Doç. Dr. Ömer Bolat- Albayrak Grup CEO.

2019 yılının sonbaharına girerken, dünya ekonomisi ve özellikle gelişmiş ülkelerin ekonomilerinde güven azalması, ekonomik büyümenin yavaşlaması işaretleri iyice belirginleşti.

Halbuki yıla girerken, 2018’de 4 defa faiz oranı indirimine giden ABD Merkez Bankası Fed’in 2019’da da ülke ekonomisini soğutmak için 2-3 defa faiz artırımına gideceği tahminleri yapılıyordu. Avrupa Birliği ve Euro-zone ekonomileri de canlılığını ve istikrarlı büyüme trendini koruyordu.

Ancak 2019’un ilk aylarından itibaren iyimser tablo hızla ortadan kalkmaya başladı. Dünya ekonomisinin ilk iki büyük ekonomileri ABD ve Çin, 2018 Mart ayından buyana girdikleri ticaret savaşlarında birbirlerinin ekonomisine ve büyüme oranlarına, daha da önemlisi dünya ekonomik büyümesine ciddi zarar vermeye başlamışlardı. Büyüme tahminleri gelişmiş ülkelerin ekonomileri ve dünya ekonomisi ortalaması için art arda aşağıya çekilmeye başladı. ABD ve Çin’in ticaret görüşmelerinde anlaşmaya varamaması ve ABD’nin Çin’den yaptığı ithalata peyderpey gümrük vergisi artırımları getirmesi üzerine, Çin’in de benzer şekilde ABD’den yaptığı ithalata gümrük vergileri artışları getirmesi tam bir ticaret savaşı başlatmıştı.

IMF, 2019 Temmuz başında yayınladığı son dünya ekonomik görünümü raporunda, dünya ekonomisi için 2019 yılı ortalama büyüme oranı tahminini yüzde 3,3’den yüzde 3,2’ye düşürdü. Bu durumda 2008-2009 dönemindeki küresel ekonomik krizden buyana dünya ortalaması olarak 2019 yılında en düşük ekonomik büyüme oranı gerçekleşebilir.

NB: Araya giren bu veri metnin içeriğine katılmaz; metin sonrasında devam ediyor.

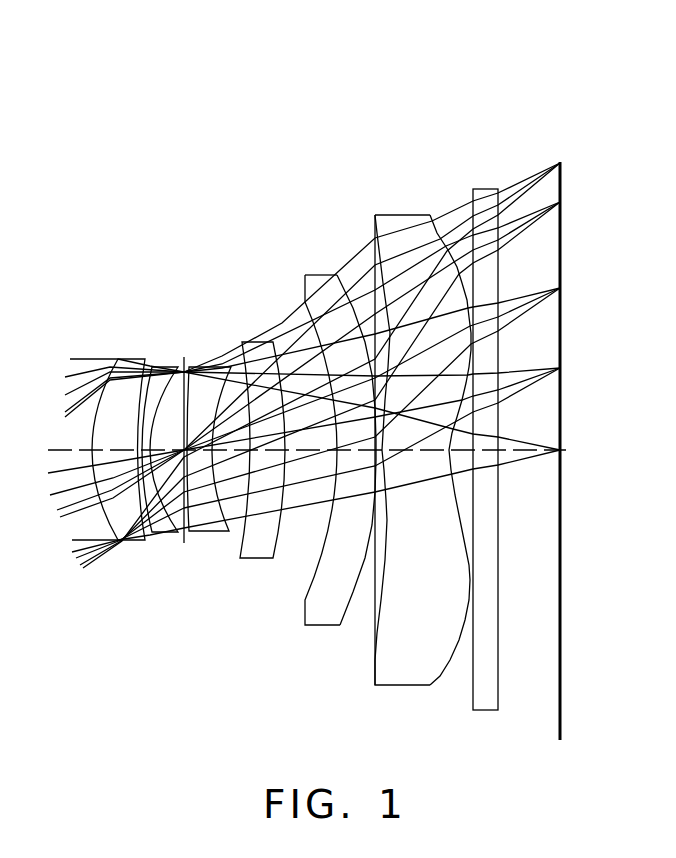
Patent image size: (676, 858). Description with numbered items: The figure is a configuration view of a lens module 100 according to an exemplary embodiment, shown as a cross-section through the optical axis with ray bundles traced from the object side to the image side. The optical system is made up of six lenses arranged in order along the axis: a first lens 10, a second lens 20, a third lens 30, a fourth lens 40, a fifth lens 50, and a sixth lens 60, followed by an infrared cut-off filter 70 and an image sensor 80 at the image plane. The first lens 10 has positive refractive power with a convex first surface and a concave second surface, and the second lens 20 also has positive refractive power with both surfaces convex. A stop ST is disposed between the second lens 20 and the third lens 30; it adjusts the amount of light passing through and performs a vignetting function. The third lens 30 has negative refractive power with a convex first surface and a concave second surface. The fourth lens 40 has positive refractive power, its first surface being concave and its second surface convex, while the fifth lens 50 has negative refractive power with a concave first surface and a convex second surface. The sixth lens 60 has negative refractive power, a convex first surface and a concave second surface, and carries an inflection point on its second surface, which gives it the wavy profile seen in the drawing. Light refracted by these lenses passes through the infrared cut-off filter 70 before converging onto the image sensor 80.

The lens module 100 is at (242, 126).
The first lens 10 is at (137, 362).
The second lens 20 is at (168, 365).
The third lens 30 is at (213, 364).
The fourth lens 40 is at (258, 340).
The fifth lens 50 is at (323, 272).
The sixth lens 60 is at (401, 214).
The infrared cut-off filter 70 is at (490, 188).
The image sensor 80 is at (562, 233).
The stop ST is at (183, 545).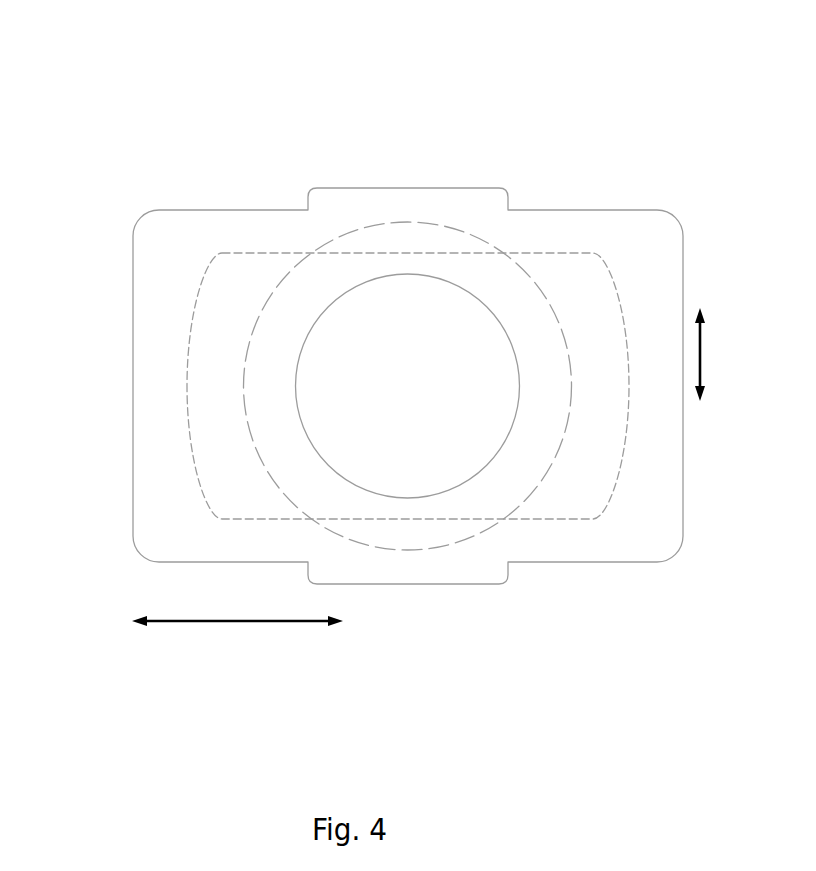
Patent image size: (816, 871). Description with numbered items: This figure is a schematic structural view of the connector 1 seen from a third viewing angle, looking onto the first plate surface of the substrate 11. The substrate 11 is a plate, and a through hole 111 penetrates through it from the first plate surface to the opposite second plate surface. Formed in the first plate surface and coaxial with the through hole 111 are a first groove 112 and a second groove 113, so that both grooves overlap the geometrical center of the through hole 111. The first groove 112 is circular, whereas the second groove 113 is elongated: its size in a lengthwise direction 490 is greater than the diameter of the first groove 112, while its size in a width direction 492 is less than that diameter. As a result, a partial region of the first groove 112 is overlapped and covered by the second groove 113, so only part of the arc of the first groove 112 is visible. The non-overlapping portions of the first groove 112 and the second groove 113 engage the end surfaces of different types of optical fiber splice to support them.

The connector 1 is at (58, 28).
The substrate 11 is at (143, 253).
The through hole 111 is at (455, 327).
The first groove 112 is at (627, 677).
The second groove 113 is at (223, 469).
The lengthwise direction 490 is at (237, 644).
The width direction 492 is at (724, 354).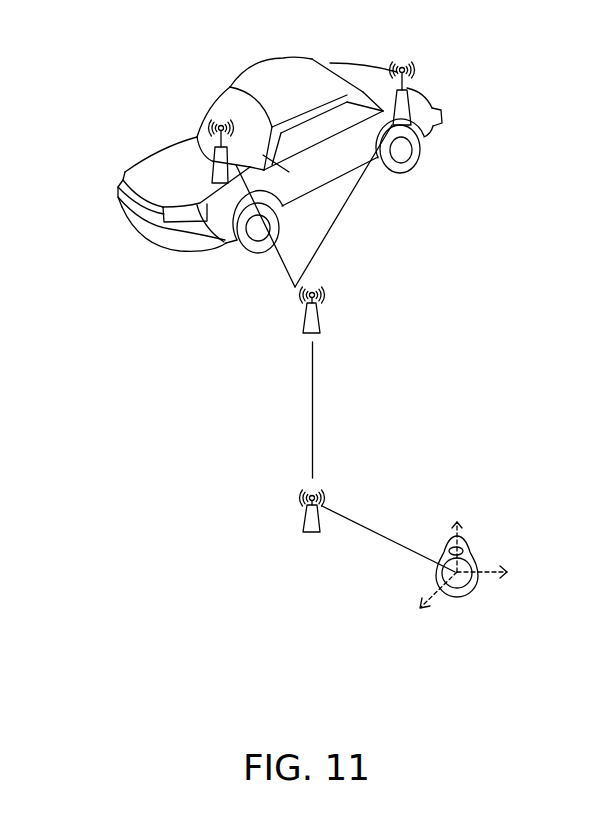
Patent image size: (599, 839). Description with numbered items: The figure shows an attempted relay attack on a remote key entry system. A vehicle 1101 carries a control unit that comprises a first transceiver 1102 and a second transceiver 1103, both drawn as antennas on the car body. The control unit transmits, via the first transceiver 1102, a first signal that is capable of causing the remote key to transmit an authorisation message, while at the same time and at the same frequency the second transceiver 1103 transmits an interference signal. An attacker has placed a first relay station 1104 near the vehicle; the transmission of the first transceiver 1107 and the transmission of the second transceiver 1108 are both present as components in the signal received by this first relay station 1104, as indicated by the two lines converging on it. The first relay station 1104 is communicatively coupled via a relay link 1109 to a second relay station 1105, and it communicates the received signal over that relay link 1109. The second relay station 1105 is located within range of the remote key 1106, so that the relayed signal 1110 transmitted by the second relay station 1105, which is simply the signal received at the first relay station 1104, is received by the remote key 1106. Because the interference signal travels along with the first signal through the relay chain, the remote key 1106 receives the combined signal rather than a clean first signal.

The vehicle 1101 is at (148, 153).
The first transceiver 1102 is at (203, 170).
The second transceiver 1103 is at (412, 107).
The first relay station 1104 is at (332, 317).
The second relay station 1105 is at (293, 513).
The remote key 1106 is at (472, 607).
The transmission of the first transceiver 1107 is at (275, 263).
The transmission of the second transceiver 1108 is at (347, 200).
The relay link 1109 is at (315, 407).
The relayed signal 1110 is at (388, 542).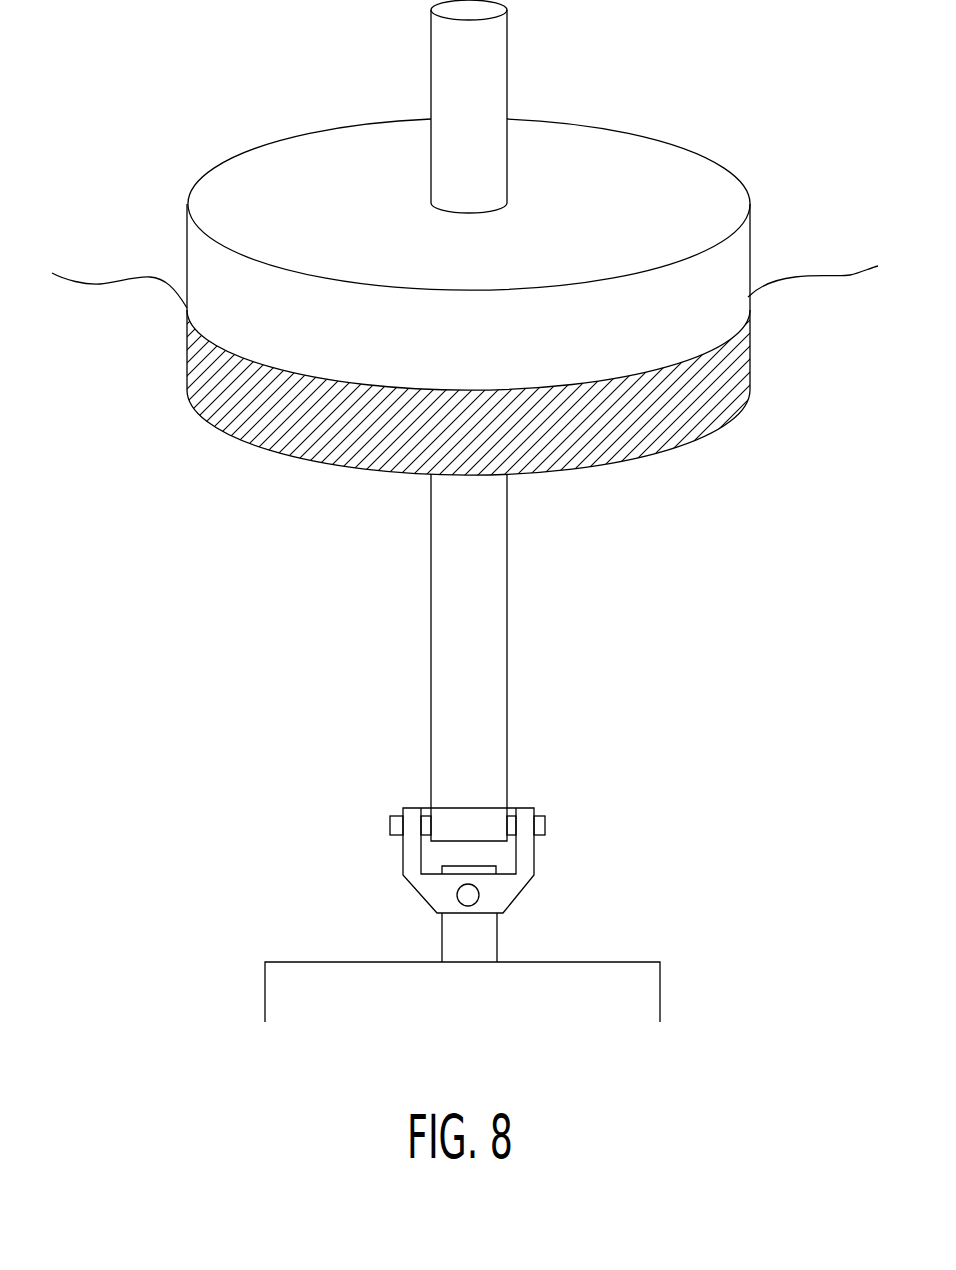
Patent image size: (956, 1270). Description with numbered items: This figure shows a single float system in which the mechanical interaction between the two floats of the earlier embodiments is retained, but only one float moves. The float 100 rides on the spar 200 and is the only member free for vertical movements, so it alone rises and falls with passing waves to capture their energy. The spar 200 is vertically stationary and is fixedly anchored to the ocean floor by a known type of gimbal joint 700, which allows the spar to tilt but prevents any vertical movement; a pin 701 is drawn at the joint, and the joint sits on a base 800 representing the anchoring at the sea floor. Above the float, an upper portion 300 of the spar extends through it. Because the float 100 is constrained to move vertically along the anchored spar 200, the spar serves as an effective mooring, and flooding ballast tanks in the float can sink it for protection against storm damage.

The float 100 is at (717, 190).
The spar float 200 is at (485, 663).
The upper shaft 300 is at (500, 35).
The gimbal joint 700 is at (527, 858).
The pin 701 is at (458, 897).
The base 800 is at (628, 1002).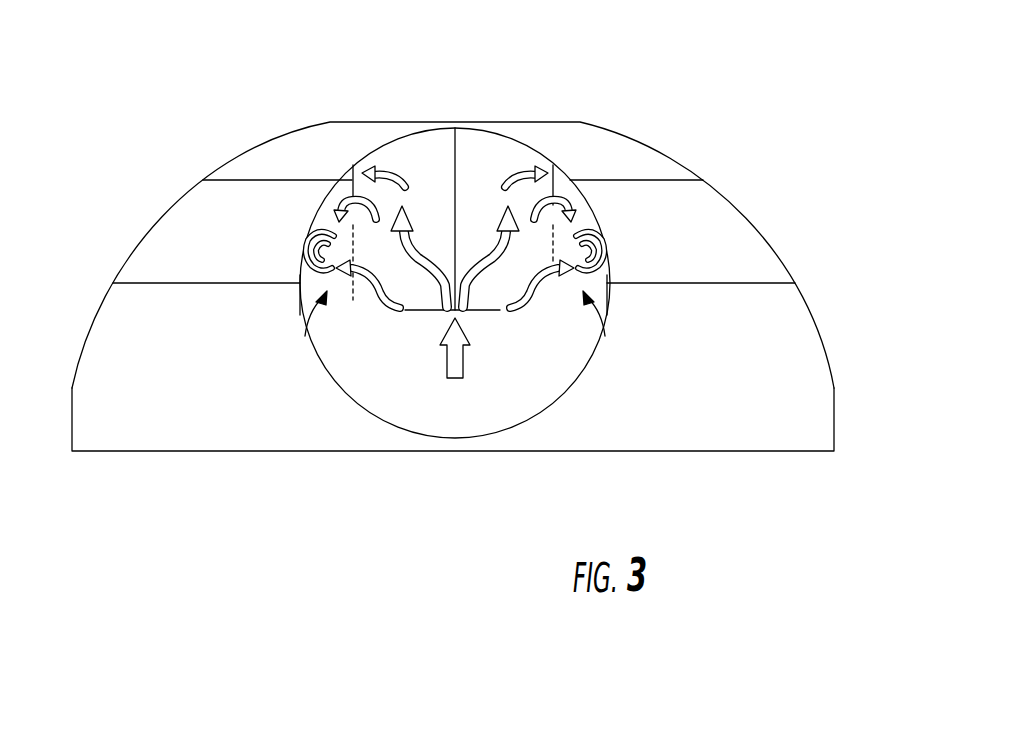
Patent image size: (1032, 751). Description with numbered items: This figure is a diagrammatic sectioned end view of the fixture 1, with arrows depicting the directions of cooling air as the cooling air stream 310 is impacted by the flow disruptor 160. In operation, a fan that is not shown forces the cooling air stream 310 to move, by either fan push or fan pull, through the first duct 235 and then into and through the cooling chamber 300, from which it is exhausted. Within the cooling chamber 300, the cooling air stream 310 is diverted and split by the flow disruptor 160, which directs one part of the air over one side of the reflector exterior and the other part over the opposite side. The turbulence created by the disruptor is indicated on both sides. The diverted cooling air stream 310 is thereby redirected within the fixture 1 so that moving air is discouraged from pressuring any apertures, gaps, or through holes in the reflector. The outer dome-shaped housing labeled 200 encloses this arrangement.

The fixture 1 is at (122, 181).
The flow disruptor 160 is at (435, 191).
The dome cover 200 is at (763, 236).
The first duct 235 is at (518, 151).
The cooling chamber 300 is at (553, 363).
The cooling air stream 310 is at (454, 367).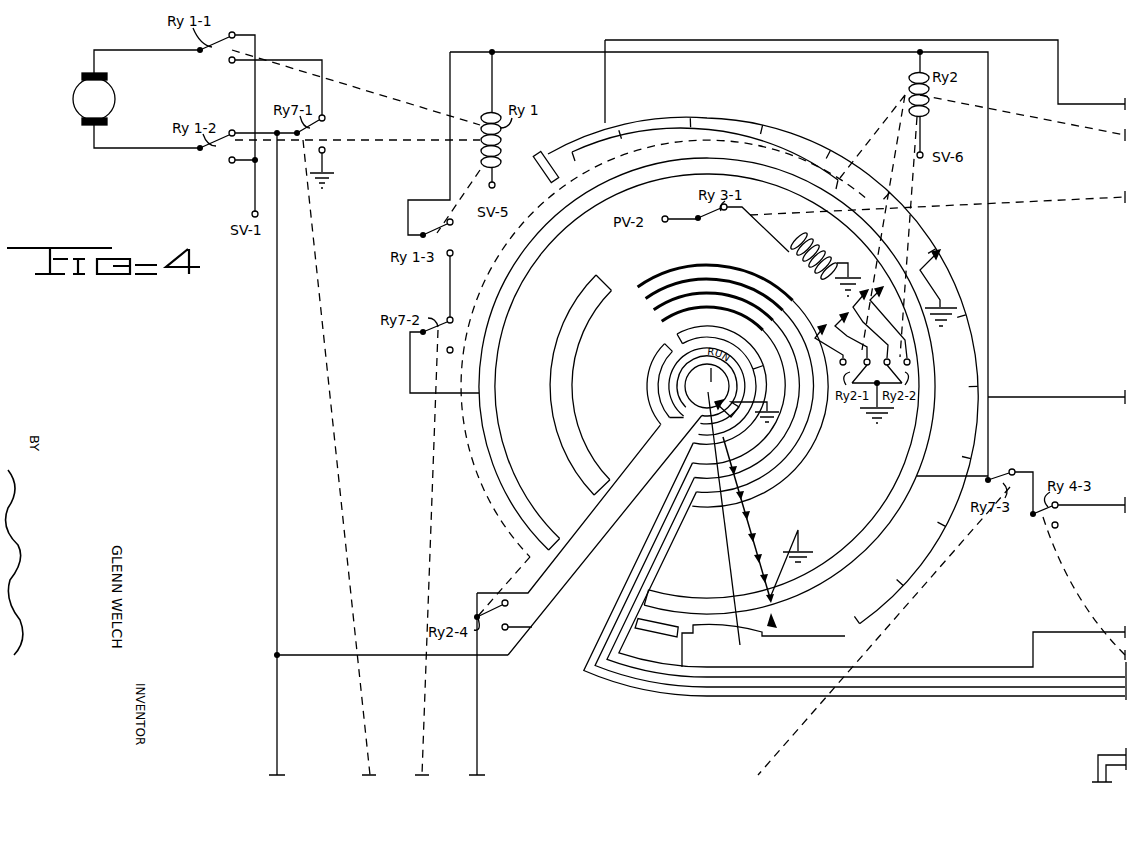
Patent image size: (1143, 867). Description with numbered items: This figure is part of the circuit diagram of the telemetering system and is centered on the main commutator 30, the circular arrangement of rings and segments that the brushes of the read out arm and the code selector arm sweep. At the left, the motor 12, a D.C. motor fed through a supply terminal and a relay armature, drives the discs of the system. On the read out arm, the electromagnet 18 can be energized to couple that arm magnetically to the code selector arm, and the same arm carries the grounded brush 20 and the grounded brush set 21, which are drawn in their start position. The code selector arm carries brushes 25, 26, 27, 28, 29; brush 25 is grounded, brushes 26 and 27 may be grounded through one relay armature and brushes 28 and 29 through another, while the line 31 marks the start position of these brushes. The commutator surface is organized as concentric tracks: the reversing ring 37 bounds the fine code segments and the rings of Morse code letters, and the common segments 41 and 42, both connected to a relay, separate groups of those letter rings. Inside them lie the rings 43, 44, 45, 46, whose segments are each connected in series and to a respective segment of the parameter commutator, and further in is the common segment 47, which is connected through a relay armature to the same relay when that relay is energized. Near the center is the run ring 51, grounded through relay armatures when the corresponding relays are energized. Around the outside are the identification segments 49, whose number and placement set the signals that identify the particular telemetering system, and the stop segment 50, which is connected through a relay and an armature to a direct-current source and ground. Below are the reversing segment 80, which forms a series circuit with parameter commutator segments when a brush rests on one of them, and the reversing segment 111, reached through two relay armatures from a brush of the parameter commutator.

The motor 12 is at (72, 92).
The electromagnet 18 is at (814, 252).
The brush 20 is at (715, 402).
The brush set 21 is at (781, 612).
The brush 25 is at (934, 285).
The brush 26 is at (888, 322).
The brush 27 is at (870, 321).
The brush 28 is at (850, 326).
The brush 29 is at (827, 331).
The main commutator 30 is at (463, 522).
The line 31 is at (723, 565).
The reversing ring 37 is at (498, 357).
The common segment 41 is at (558, 444).
The common segment 42 is at (655, 366).
The ring 43 is at (663, 327).
The ring 44 is at (656, 316).
The ring 45 is at (648, 303).
The ring 46 is at (640, 290).
The common segment 47 is at (745, 347).
The identification segments 49 is at (713, 119).
The stop segment 50 is at (543, 172).
The run ring 51 is at (702, 376).
The reversing segment 80 is at (713, 637).
The reversing segment 111 is at (656, 634).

O günden bu güne şartlar daha da bozuldu. Son olarak Ağustos’un üçüncü haftasında ABD Başkanı Trump, Çin’in ticaret anlaşması yapma konusunda ABD’nin baskılarına direnmesi üzerine, Çin’den yaptıkları ithalata ilave gümrük vergileri getirmiştir. Buna göre ABD daha önce 250 milyar dolarlık Çin menşeli ithalata yüzde 25 gümrük vergisi getirmişti, bu orana bir 10 puan daha ilave gümrük vergisi getirdi. ABD ayrıca 1 Eylül’den itibaren Çin menşeli 300 milyar dolarlık ithalata yüzde 10 gümrük vergisi getirmişti. Son kararla bu orana da 5 puan daha ilave vergi getirdi. Çin de bu karar üzerine ABD’den yaptığı 75 milyar dolarlık ithalata ilave gümrük vergileri getirdi. Böylece ABD ve Çin birbirlerinden karşılıklı yaptıkları tüm ithalatın tamamına ilave gümrük vergileri getirerek, ticaret savaşına yeni bir boyut katmış oldular.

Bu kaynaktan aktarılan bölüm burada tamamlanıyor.